In addressing the core problem of our current dysfunctional tax treatment of health insurance, the president has won support from The Washington Post and The Wall Street Journal, and experts from think tanks as traditionally divergent as the Urban Institute and The Heritage Foundation.
Does everyone like this? No, of course not. Congressional leaders have said the proposal is dead on arrival. It is such a new and creative idea that it will take time for people to analyze and digest the plan and its implications.
- Some suggest it will accelerate the decline of employment-based health insurance by giving a tax break to individuals who buy coverage on their own. But job-based coverage already is declining. This simply gives employers and employees a new negotiating tool to bargain for insurance that offers the best value.
- Others say it doesn't do enough for the uninsured and that tax credits rather than Reports a tax deduction would be better. Using some of the "Affordable Choices" money, however, states can put new resources on the table to provide state-based tax credits, vouchers, or other new subsidies to the uninsured to supplement the federal tax break.
Every American has a state in this debate, since the policy outcome will shape the cost, care, coverage, and control of their health services for decades to come.
Yet the president's free-market plan has many obvious winners:
- The uninsured win because it offers millions more Americans the chance to buy health insurance with the tax savings they will receive from the new standard deduction and likely new state subsidies.
- States win because they will have more flexibility with the new "Affordable Choices" state initiative to direct federal resources to enable needy citizens to get affordable health insurance.
- Employees win because they now have the opportunity to buy health insurance that they can own and take with them from job to job, and it gives them more control over decisions involving their health insurance and health care.
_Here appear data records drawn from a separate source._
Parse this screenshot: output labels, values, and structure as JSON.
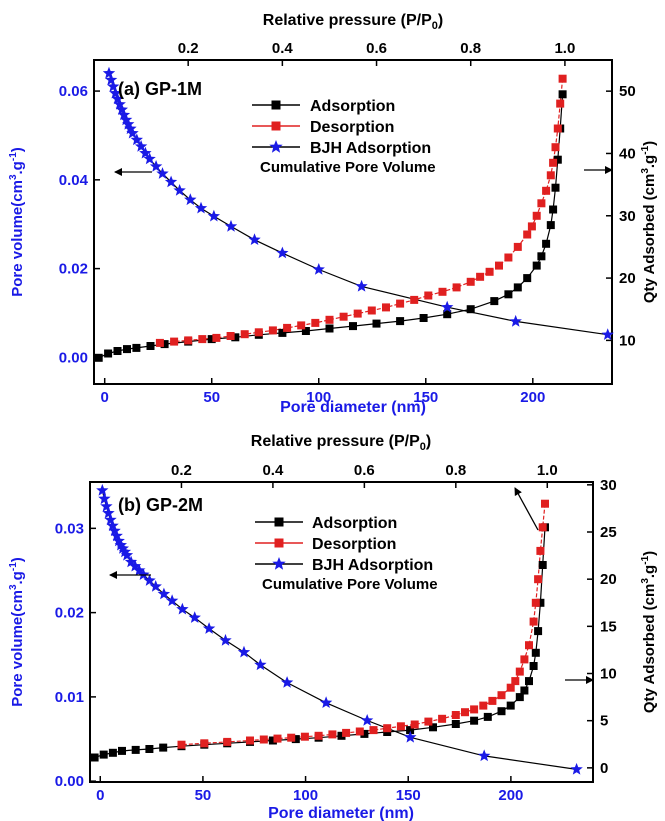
{
  "colors": {
    "left_axis": "#1a1ae6",
    "right_axis": "#000000",
    "adsorption": "#000000",
    "desorption": "#e02020",
    "bjh": "#1a1ae6"
  },
  "chart_data": [
    {
      "type": "line",
      "panel_label": "(a) GP-1M",
      "xlabel": "Pore diameter (nm)",
      "x2label": "Relative pressure (P/P0)",
      "ylabel": "Pore volume(cm3.g-1)",
      "y2label": "Qty Adsorbed (cm3.g-1)",
      "xlim": [
        -5,
        237
      ],
      "ylim": [
        -0.006,
        0.067
      ],
      "x2lim": [
        0.0,
        1.1
      ],
      "y2lim": [
        3,
        55
      ],
      "x_ticks": [
        0,
        50,
        100,
        150,
        200
      ],
      "y_ticks": [
        0.0,
        0.02,
        0.04,
        0.06
      ],
      "y_tick_labels": [
        "0.00",
        "0.02",
        "0.04",
        "0.06"
      ],
      "x2_ticks": [
        0.2,
        0.4,
        0.6,
        0.8,
        1.0
      ],
      "y2_ticks": [
        10,
        20,
        30,
        40,
        50
      ],
      "grid": false,
      "legend_position": "top-center",
      "legend": [
        "Adsorption",
        "Desorption",
        "BJH Adsorption",
        "Cumulative Pore Volume"
      ],
      "series": [
        {
          "name": "Adsorption",
          "axis": "right",
          "marker": "square",
          "x": [
            0.01,
            0.03,
            0.05,
            0.07,
            0.09,
            0.12,
            0.15,
            0.2,
            0.25,
            0.3,
            0.35,
            0.4,
            0.45,
            0.5,
            0.55,
            0.6,
            0.65,
            0.7,
            0.75,
            0.8,
            0.85,
            0.88,
            0.9,
            0.92,
            0.94,
            0.95,
            0.96,
            0.97,
            0.975,
            0.98,
            0.985,
            0.99,
            0.995
          ],
          "y": [
            7.2,
            7.9,
            8.3,
            8.6,
            8.8,
            9.1,
            9.4,
            9.8,
            10.2,
            10.5,
            10.9,
            11.2,
            11.5,
            11.9,
            12.3,
            12.7,
            13.1,
            13.6,
            14.2,
            15.0,
            16.3,
            17.4,
            18.5,
            20.0,
            22.0,
            23.5,
            25.5,
            28.5,
            31.0,
            34.5,
            39.0,
            44.0,
            49.5
          ]
        },
        {
          "name": "Desorption",
          "axis": "right",
          "marker": "square",
          "x": [
            0.995,
            0.99,
            0.985,
            0.98,
            0.975,
            0.97,
            0.96,
            0.95,
            0.94,
            0.93,
            0.92,
            0.9,
            0.88,
            0.86,
            0.84,
            0.82,
            0.8,
            0.77,
            0.74,
            0.71,
            0.68,
            0.65,
            0.62,
            0.59,
            0.56,
            0.53,
            0.5,
            0.47,
            0.44,
            0.41,
            0.38,
            0.35,
            0.32,
            0.29,
            0.26,
            0.23,
            0.2,
            0.17,
            0.14
          ],
          "y": [
            52.0,
            48.0,
            44.0,
            41.0,
            38.5,
            36.5,
            34.0,
            32.0,
            30.0,
            28.3,
            27.0,
            25.0,
            23.3,
            22.0,
            21.0,
            20.2,
            19.4,
            18.5,
            17.8,
            17.2,
            16.5,
            15.9,
            15.3,
            14.8,
            14.3,
            13.8,
            13.3,
            12.8,
            12.4,
            12.0,
            11.6,
            11.3,
            11.0,
            10.7,
            10.4,
            10.2,
            10.0,
            9.8,
            9.6
          ]
        },
        {
          "name": "BJH Adsorption",
          "axis": "left",
          "marker": "star",
          "x": [
            2,
            3,
            4,
            5,
            6,
            7,
            8,
            9,
            10,
            11,
            12,
            13,
            15,
            17,
            19,
            21,
            24,
            27,
            31,
            35,
            40,
            45,
            51,
            59,
            70,
            83,
            100,
            120,
            160,
            192,
            235
          ],
          "y": [
            0.064,
            0.0625,
            0.061,
            0.0595,
            0.0582,
            0.057,
            0.0558,
            0.0546,
            0.0535,
            0.0525,
            0.0515,
            0.0505,
            0.049,
            0.0475,
            0.046,
            0.0447,
            0.043,
            0.0414,
            0.0395,
            0.0376,
            0.0355,
            0.0336,
            0.0318,
            0.0295,
            0.0265,
            0.0235,
            0.0198,
            0.016,
            0.0113,
            0.0081,
            0.0051
          ]
        }
      ]
    },
    {
      "type": "line",
      "panel_label": "(b) GP-2M",
      "xlabel": "Pore diameter (nm)",
      "x2label": "Relative pressure (P/P0)",
      "ylabel": "Pore volume(cm3.g-1)",
      "y2label": "Qty Adsorbed (cm3.g-1)",
      "xlim": [
        -5,
        240
      ],
      "ylim": [
        -0.0001,
        0.0355
      ],
      "x2lim": [
        0.0,
        1.1
      ],
      "y2lim": [
        -1.5,
        30.3
      ],
      "x_ticks": [
        0,
        50,
        100,
        150,
        200
      ],
      "y_ticks": [
        0.0,
        0.01,
        0.02,
        0.03
      ],
      "y_tick_labels": [
        "0.00",
        "0.01",
        "0.02",
        "0.03"
      ],
      "x2_ticks": [
        0.2,
        0.4,
        0.6,
        0.8,
        1.0
      ],
      "y2_ticks": [
        0,
        5,
        10,
        15,
        20,
        25,
        30
      ],
      "grid": false,
      "legend_position": "top-center",
      "legend": [
        "Adsorption",
        "Desorption",
        "BJH Adsorption",
        "Cumulative Pore Volume"
      ],
      "series": [
        {
          "name": "Adsorption",
          "axis": "right",
          "marker": "square",
          "x": [
            0.01,
            0.03,
            0.05,
            0.07,
            0.1,
            0.13,
            0.16,
            0.2,
            0.25,
            0.3,
            0.35,
            0.4,
            0.45,
            0.5,
            0.55,
            0.6,
            0.65,
            0.7,
            0.75,
            0.8,
            0.84,
            0.87,
            0.9,
            0.92,
            0.94,
            0.95,
            0.96,
            0.97,
            0.975,
            0.98,
            0.985,
            0.99,
            0.995
          ],
          "y": [
            1.1,
            1.4,
            1.6,
            1.8,
            1.9,
            2.0,
            2.15,
            2.3,
            2.45,
            2.6,
            2.75,
            2.9,
            3.05,
            3.2,
            3.4,
            3.6,
            3.8,
            4.0,
            4.3,
            4.65,
            5.0,
            5.4,
            6.0,
            6.6,
            7.5,
            8.2,
            9.2,
            10.8,
            12.2,
            14.5,
            17.5,
            21.5,
            25.5
          ]
        },
        {
          "name": "Desorption",
          "axis": "right",
          "marker": "square",
          "x": [
            0.995,
            0.99,
            0.985,
            0.98,
            0.975,
            0.97,
            0.96,
            0.95,
            0.94,
            0.93,
            0.92,
            0.9,
            0.88,
            0.86,
            0.84,
            0.82,
            0.8,
            0.77,
            0.74,
            0.71,
            0.68,
            0.65,
            0.62,
            0.59,
            0.56,
            0.53,
            0.5,
            0.47,
            0.44,
            0.41,
            0.38,
            0.35,
            0.3,
            0.25,
            0.2
          ],
          "y": [
            28.0,
            25.5,
            23.0,
            20.0,
            17.5,
            15.5,
            13.0,
            11.5,
            10.2,
            9.2,
            8.5,
            7.7,
            7.1,
            6.6,
            6.2,
            5.9,
            5.6,
            5.2,
            4.9,
            4.6,
            4.4,
            4.2,
            4.0,
            3.85,
            3.7,
            3.55,
            3.4,
            3.3,
            3.2,
            3.1,
            3.0,
            2.9,
            2.75,
            2.6,
            2.45
          ]
        },
        {
          "name": "BJH Adsorption",
          "axis": "left",
          "marker": "star",
          "x": [
            1,
            2,
            3,
            4,
            5,
            6,
            7,
            8,
            9,
            10,
            11,
            12,
            13,
            15,
            17,
            19,
            21,
            24,
            27,
            31,
            35,
            40,
            46,
            53,
            61,
            70,
            78,
            91,
            110,
            130,
            151,
            187,
            232
          ],
          "y": [
            0.0345,
            0.0335,
            0.0326,
            0.0318,
            0.031,
            0.0303,
            0.0297,
            0.0291,
            0.0285,
            0.028,
            0.0276,
            0.0272,
            0.0268,
            0.026,
            0.0255,
            0.025,
            0.0245,
            0.0238,
            0.0231,
            0.0222,
            0.0214,
            0.0204,
            0.0194,
            0.0181,
            0.0167,
            0.0153,
            0.0138,
            0.0117,
            0.0093,
            0.0072,
            0.0052,
            0.003,
            0.0014
          ]
        }
      ]
    }
  ]
}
- The health sector wins because this eliminates one of the major hidden forces driving up the cost of health insurance and gives the market new incentives to make insurance more affordable.
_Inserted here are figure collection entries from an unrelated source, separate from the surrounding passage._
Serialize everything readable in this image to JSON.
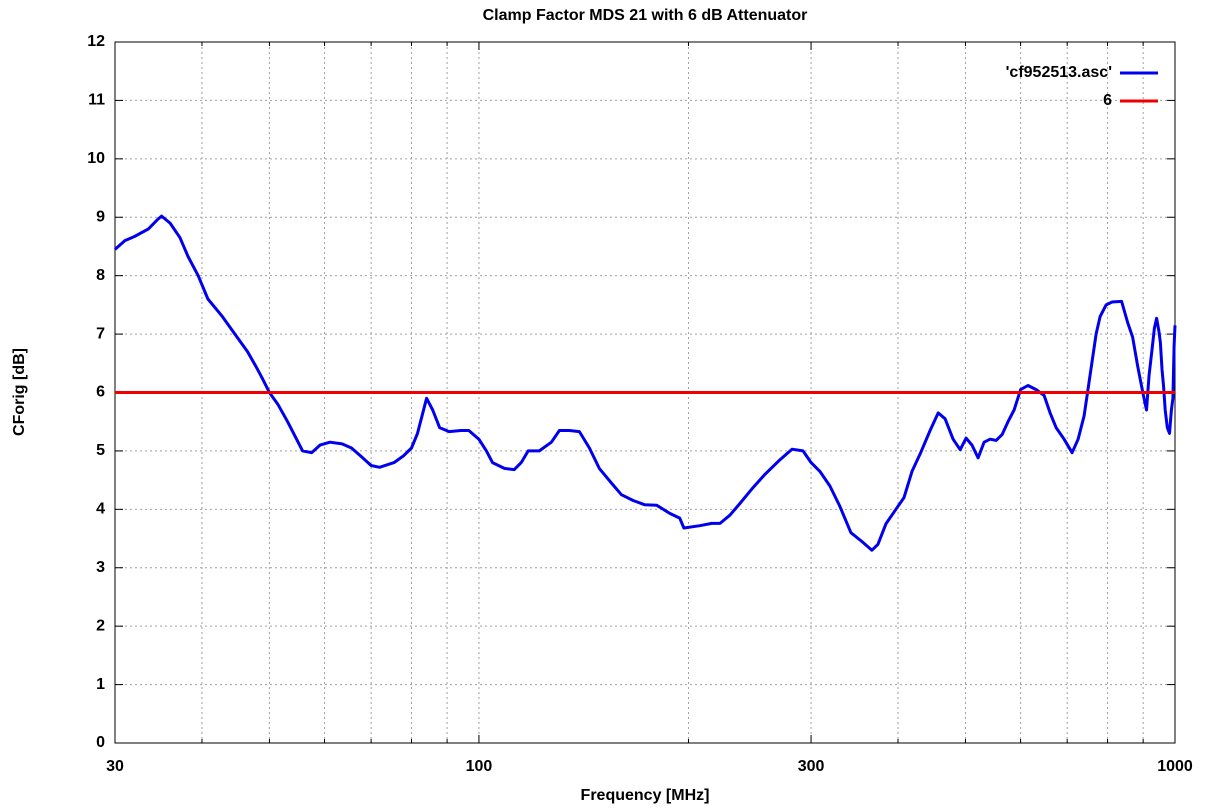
{
  "chart_data": {
    "type": "line",
    "title": "Clamp Factor MDS 21 with 6 dB Attenuator",
    "xlabel": "Frequency [MHz]",
    "ylabel": "CForig [dB]",
    "xscale": "log",
    "xlim": [
      30,
      1000
    ],
    "xticks": [
      30,
      100,
      300,
      1000
    ],
    "xminor": [
      40,
      50,
      60,
      70,
      80,
      90,
      200,
      400,
      500,
      600,
      700,
      800,
      900
    ],
    "ylim": [
      0,
      12
    ],
    "yticks": [
      0,
      1,
      2,
      3,
      4,
      5,
      6,
      7,
      8,
      9,
      10,
      11,
      12
    ],
    "grid": true,
    "legend": "top-right",
    "series": [
      {
        "name": "'cf952513.asc'",
        "color": "#0000ee",
        "x": [
          30,
          31.0,
          32.0,
          33.5,
          34.6,
          35.0,
          36.0,
          37.2,
          38.2,
          39.5,
          40.8,
          42.8,
          44.6,
          46.5,
          47.8,
          48.8,
          50,
          51.4,
          53.1,
          55.8,
          57.5,
          59.1,
          61.1,
          63.6,
          65.6,
          67.8,
          70,
          72.0,
          75.5,
          78.0,
          80,
          81.6,
          84.1,
          85.8,
          87.8,
          90.6,
          94.2,
          96.7,
          100,
          102.5,
          104.6,
          108.8,
          112.4,
          115.0,
          117.7,
          122.1,
          127.1,
          130.5,
          134.9,
          139.4,
          144.1,
          148.9,
          155.0,
          160.2,
          166.7,
          172.9,
          180.0,
          188.0,
          194.3,
          197,
          207.6,
          216.0,
          222.0,
          229.4,
          237.1,
          246.7,
          257.6,
          270.7,
          281.7,
          292.1,
          300,
          308.9,
          319.3,
          330.0,
          342.3,
          355.0,
          366.9,
          374.3,
          384.3,
          397.2,
          408,
          419,
          430.4,
          444.8,
          456.8,
          467.4,
          480,
          491.3,
          501,
          511,
          521.3,
          531.8,
          542.4,
          553.3,
          564.4,
          575.6,
          587.2,
          600,
          615,
          631.6,
          648.5,
          661.5,
          674.7,
          693,
          711.4,
          725.7,
          740.2,
          755.1,
          770.2,
          780.5,
          796.2,
          812.1,
          838,
          855,
          869,
          884,
          899,
          910,
          918,
          926,
          934,
          941,
          948,
          953,
          958,
          963,
          968,
          975,
          982,
          988,
          993,
          997,
          1000
        ],
        "values": [
          8.45,
          8.6,
          8.67,
          8.8,
          8.97,
          9.02,
          8.9,
          8.65,
          8.33,
          8.0,
          7.6,
          7.3,
          7.0,
          6.7,
          6.45,
          6.25,
          6.0,
          5.8,
          5.5,
          5.0,
          4.97,
          5.1,
          5.15,
          5.12,
          5.05,
          4.9,
          4.75,
          4.72,
          4.8,
          4.92,
          5.05,
          5.3,
          5.9,
          5.7,
          5.4,
          5.33,
          5.35,
          5.35,
          5.2,
          5.0,
          4.8,
          4.7,
          4.68,
          4.8,
          5.0,
          5.0,
          5.15,
          5.35,
          5.35,
          5.33,
          5.05,
          4.7,
          4.45,
          4.25,
          4.15,
          4.08,
          4.07,
          3.93,
          3.85,
          3.68,
          3.72,
          3.76,
          3.76,
          3.9,
          4.1,
          4.35,
          4.6,
          4.85,
          5.03,
          5.0,
          4.8,
          4.65,
          4.4,
          4.05,
          3.6,
          3.45,
          3.3,
          3.4,
          3.75,
          4.0,
          4.2,
          4.65,
          4.95,
          5.35,
          5.65,
          5.55,
          5.2,
          5.02,
          5.22,
          5.1,
          4.88,
          5.15,
          5.2,
          5.18,
          5.28,
          5.5,
          5.7,
          6.05,
          6.12,
          6.05,
          5.95,
          5.65,
          5.4,
          5.2,
          4.97,
          5.2,
          5.6,
          6.3,
          7.0,
          7.3,
          7.5,
          7.55,
          7.56,
          7.2,
          6.95,
          6.45,
          6.0,
          5.7,
          6.3,
          6.7,
          7.1,
          7.27,
          7.05,
          6.85,
          6.4,
          6.1,
          5.7,
          5.4,
          5.3,
          5.7,
          5.9,
          6.8,
          7.15
        ]
      },
      {
        "name": "6",
        "color": "#ee0000",
        "x": [
          30,
          1000
        ],
        "values": [
          6,
          6
        ]
      }
    ]
  }
}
- Taxpayers win because 80 percent of them will receive a tax cut when they take the new $7,500 individual or $15,000 family deduction.
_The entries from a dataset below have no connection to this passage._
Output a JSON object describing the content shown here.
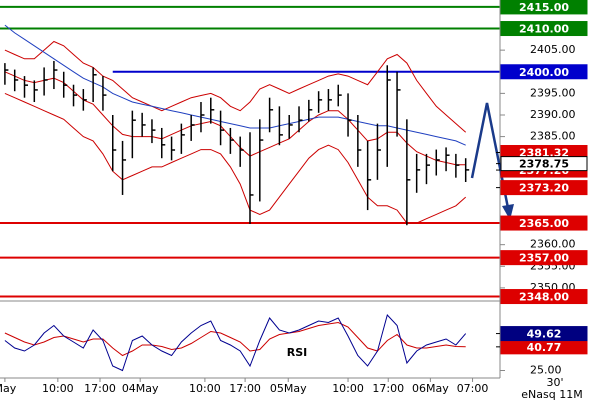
{
  "chart_data": {
    "type": "ohlc",
    "xlim": [
      -0.5,
      50.5
    ],
    "xticks": [
      {
        "value": 0,
        "label": "May"
      },
      {
        "value": 5.4,
        "label": "10:00"
      },
      {
        "value": 9.7,
        "label": "17:00"
      },
      {
        "value": 13.8,
        "label": "04May"
      },
      {
        "value": 20.4,
        "label": "10:00"
      },
      {
        "value": 24.5,
        "label": "17:00"
      },
      {
        "value": 28.9,
        "label": "05May"
      },
      {
        "value": 35,
        "label": "10:00"
      },
      {
        "value": 39.1,
        "label": "17:00"
      },
      {
        "value": 43.4,
        "label": "06May"
      },
      {
        "value": 47.7,
        "label": "07:00"
      }
    ],
    "ylim": [
      2347.2,
      2416.6
    ],
    "yticks": [
      {
        "value": 2405,
        "label": "2405.00"
      },
      {
        "value": 2395,
        "label": "2395.00"
      },
      {
        "value": 2390,
        "label": "2390.00"
      },
      {
        "value": 2385,
        "label": "2385.00"
      },
      {
        "value": 2360,
        "label": "2360.00"
      },
      {
        "value": 2355,
        "label": "2355.00"
      },
      {
        "value": 2350,
        "label": "2350.00"
      }
    ],
    "bar_color": "#000000",
    "high": [
      2402,
      2400.5,
      2399,
      2398,
      2401,
      2402.5,
      2400,
      2397,
      2396,
      2401,
      2399,
      2390,
      2384,
      2391,
      2390.5,
      2389,
      2387,
      2385,
      2388,
      2390,
      2393,
      2394,
      2391,
      2387,
      2385,
      2386,
      2389,
      2394,
      2392,
      2390,
      2392,
      2393.5,
      2395.5,
      2396,
      2397,
      2395,
      2390,
      2384,
      2388,
      2401.5,
      2400,
      2389,
      2381,
      2381,
      2382,
      2382.5,
      2381,
      2380
    ],
    "low": [
      2397,
      2395.5,
      2394,
      2393,
      2394.5,
      2396,
      2394,
      2392,
      2391,
      2393,
      2391,
      2377,
      2371.5,
      2380,
      2385,
      2383.5,
      2380,
      2379.5,
      2381,
      2384,
      2386,
      2388,
      2383,
      2381,
      2378,
      2364.8,
      2370,
      2386,
      2383,
      2384.5,
      2386,
      2388.5,
      2390.5,
      2391,
      2392,
      2385,
      2378,
      2368,
      2375,
      2378,
      2385,
      2364.5,
      2372,
      2374,
      2376,
      2377,
      2375.5,
      2374.5
    ],
    "close": [
      2400.4,
      2398.1,
      2396.9,
      2395.8,
      2398.1,
      2400.4,
      2396.9,
      2394.6,
      2393.5,
      2399.3,
      2394.6,
      2381.9,
      2379.6,
      2388.8,
      2387.7,
      2386.5,
      2383.1,
      2381.9,
      2385.4,
      2387.7,
      2390.0,
      2391.2,
      2386.5,
      2384.2,
      2381.9,
      2371.5,
      2384.2,
      2391.2,
      2385.4,
      2387.7,
      2388.8,
      2391.2,
      2393.5,
      2393.5,
      2394.6,
      2388.8,
      2381.9,
      2375.0,
      2381.9,
      2398.1,
      2395.8,
      2375.0,
      2377.3,
      2378.4,
      2379.6,
      2380.7,
      2378.4,
      2377.3
    ],
    "overlays": [
      {
        "color": "#cc0000",
        "values": [
          2405,
          2404,
          2403,
          2403,
          2405,
          2407,
          2406,
          2404,
          2402,
          2401,
          2399,
          2398,
          2396,
          2394,
          2393,
          2392,
          2391,
          2392,
          2393,
          2394,
          2394.5,
          2395,
          2394,
          2392,
          2391,
          2393,
          2396,
          2397,
          2396,
          2395,
          2396,
          2397,
          2398,
          2399,
          2399.5,
          2399,
          2398,
          2397,
          2400,
          2403,
          2404,
          2402,
          2398,
          2395,
          2392,
          2390,
          2388,
          2386
        ]
      },
      {
        "color": "#cc0000",
        "values": [
          2400,
          2399,
          2398,
          2397.5,
          2398,
          2398.5,
          2397.5,
          2395.5,
          2393.5,
          2392.5,
          2390,
          2387.5,
          2385.5,
          2385,
          2385,
          2385,
          2384.5,
          2385.5,
          2386.5,
          2387.5,
          2388,
          2388.5,
          2387.5,
          2385,
          2382.5,
          2380.5,
          2381.5,
          2382.5,
          2383.5,
          2384.5,
          2386.5,
          2388.5,
          2390,
          2391,
          2391,
          2389,
          2386.5,
          2384,
          2384.5,
          2386,
          2386,
          2383.5,
          2381.5,
          2380.5,
          2379.5,
          2379,
          2378.5,
          2378.5
        ]
      },
      {
        "color": "#cc0000",
        "values": [
          2395,
          2394,
          2393,
          2392,
          2391,
          2390,
          2389,
          2387,
          2385,
          2384,
          2381,
          2377,
          2375,
          2376,
          2377,
          2378,
          2378,
          2379,
          2380,
          2381,
          2382,
          2382,
          2381,
          2378,
          2374,
          2368,
          2367,
          2368,
          2371,
          2374,
          2377,
          2380,
          2382,
          2383,
          2382,
          2379,
          2375,
          2371,
          2369,
          2369,
          2368,
          2365,
          2365,
          2366,
          2367,
          2368,
          2369,
          2371
        ]
      },
      {
        "color": "#2040c0",
        "values": [
          2410.8,
          2409,
          2407.5,
          2406,
          2404.5,
          2403,
          2401.5,
          2400,
          2398.5,
          2397.5,
          2396.5,
          2395,
          2394,
          2393,
          2392.5,
          2392,
          2391.5,
          2391,
          2390.5,
          2390,
          2389.5,
          2389,
          2388.5,
          2388,
          2387.5,
          2387,
          2387,
          2387,
          2387.5,
          2388,
          2388.5,
          2389,
          2389.5,
          2389.5,
          2389.5,
          2389,
          2388.5,
          2388,
          2387.5,
          2387.5,
          2387,
          2386.5,
          2386,
          2385.5,
          2385,
          2384.5,
          2384,
          2383
        ]
      }
    ],
    "levels": [
      {
        "value": 2415,
        "label": "2415.00",
        "color": "#008000"
      },
      {
        "value": 2410,
        "label": "2410.00",
        "color": "#008000"
      },
      {
        "value": 2400,
        "label": "2400.00",
        "color": "#0000cc",
        "start": 11
      },
      {
        "value": 2365,
        "label": "2365.00",
        "color": "#dd0000"
      },
      {
        "value": 2357,
        "label": "2357.00",
        "color": "#dd0000"
      },
      {
        "value": 2348,
        "label": "2348.00",
        "color": "#dd0000"
      }
    ],
    "price_tags": [
      {
        "value": 2381.32,
        "label": "2381.32",
        "color": "#dd0000"
      },
      {
        "value": 2377.26,
        "label": "2377.26",
        "color": "#dd0000"
      },
      {
        "value": 2373.2,
        "label": "2373.20",
        "color": "#dd0000"
      },
      {
        "value": 2378.75,
        "label": "2378.75",
        "color": "#ffffff"
      }
    ],
    "rsi": {
      "name": "RSI",
      "ylim": [
        20,
        70
      ],
      "yticks": [
        {
          "value": 25,
          "label": "25.00"
        }
      ],
      "series": [
        {
          "color": "#cc0000",
          "values": [
            50,
            47,
            44,
            42,
            44,
            47,
            48,
            46,
            44,
            46,
            46,
            40,
            35,
            38,
            42,
            42,
            41,
            39,
            40,
            43,
            47,
            51,
            50,
            47,
            44,
            38,
            39,
            46,
            49,
            50,
            51,
            53,
            55,
            56,
            57,
            54,
            47,
            40,
            38,
            45,
            49,
            42,
            40,
            40,
            41,
            42,
            41,
            40.77
          ]
        },
        {
          "color": "#000090",
          "values": [
            45,
            40,
            38,
            42,
            50,
            55,
            48,
            44,
            40,
            52,
            45,
            28,
            25,
            45,
            48,
            42,
            38,
            35,
            44,
            50,
            55,
            58,
            45,
            42,
            38,
            28,
            45,
            60,
            52,
            50,
            52,
            55,
            58,
            57,
            60,
            48,
            35,
            28,
            38,
            62,
            55,
            30,
            38,
            42,
            44,
            46,
            42,
            49.62
          ]
        }
      ],
      "tags": [
        {
          "value": 40.77,
          "label": "40.77",
          "color": "#dd0000"
        },
        {
          "value": 49.62,
          "label": "49.62",
          "color": "#000080"
        }
      ]
    },
    "timeframe": "30'",
    "source": "eNasq 11M"
  }
}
This proposal sharpens the debate between those who believe that the answer to health sector problems is increased government involvement and expansion of costly public programs, and those who believe that the free-market—using incentives, competition, and the power of millions of consumers—will transform the health sector and make it more efficient, more responsive to consumer needs, and more affordable.
Americans of all ages have a stake in this public debate, for the policy outcome will shape the cost, care, coverage, and control of their health services for decades to come.
State of the Union: Affordable & wholesale jerseys Accessible Health Care," Fact Sheet, White House News and Policies, 01/06
Response from the Think Tanks, Consensus Group, Galen Report, Galen Institute, 2/19/07 (compilation of responses by health policy experts from major public policy research organizations to the president's health reform proposal)
Health Savings Accounts: A Research Guide, Galen Institute, 11/6/06
Health Savings Accounts: A Survey of the Literature, Galen Institute, 1/31/06
About the Author: Grace-Marie Turner is president and Megnyit√°s trustee of the Galen Institute, a not-for-profit health and tax policy research organzation, and founder and facilitator of the Health Policy Consensus Group. She currently serves as a member on the National Advisory Council of Healthcare Research and Quality. This paper was presented in 2007.